A man who got a settlement in a sexual harassment case can't file a second case for the same reason, the Court of Appeal, Fourth Appellate District, ruled yesterday (December 15). Linda Greenberg, head of a group of San Diego limited liability companies with the name Purple Mountain, filed suit against an employee, Keith O. Davis. Davis countersued, claiming he was fired in 2010 as a result of his sexual relationship with Greenberg. Davis claimed "Greenberg made unwelcome sexual advances to him — many of which resulted in sexual encounters," according to the appellate court.
Davis alleged that the relationship strained "because of both their sexual relationship and Greenberg's husband's knowledge of it." This led to a settlement in which Greenberg, her husband, and the Purple Mountain entities, without admitting liability, agreed "to provide certain consideration to Davis" and related parties.

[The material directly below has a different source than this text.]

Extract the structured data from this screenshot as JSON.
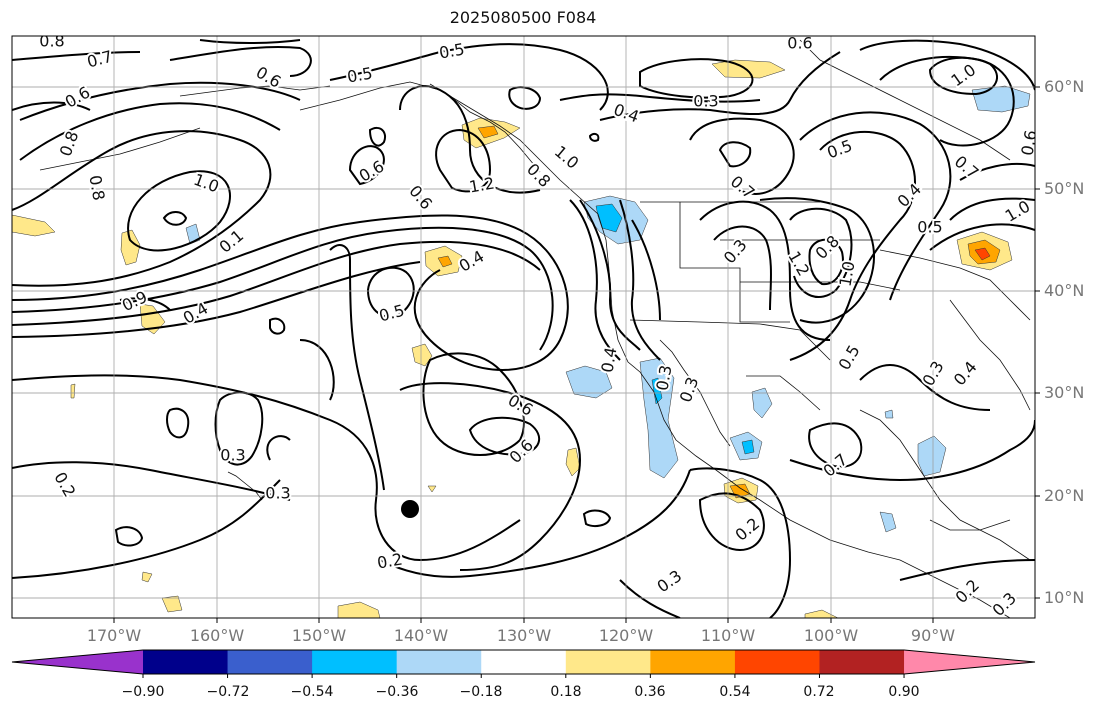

Davis came right back and sued another entity, Purple Mountain Empire X, LLC, for wrongful discharge, sexual harassment, and hostile work environment. Greenberg was principal owner of Purple Mountain Empire X, and made unwelcome and successful sexual advances to him, Davis charged. The original settlement had stated that the parties would not file further actions. Davis stated that Purple Mountain Empire X was not part of that settlement, and he was independently employed in that instance. A Superior Court judge ruled that the settlement barred Davis's second complaint, and the appellate court agreed.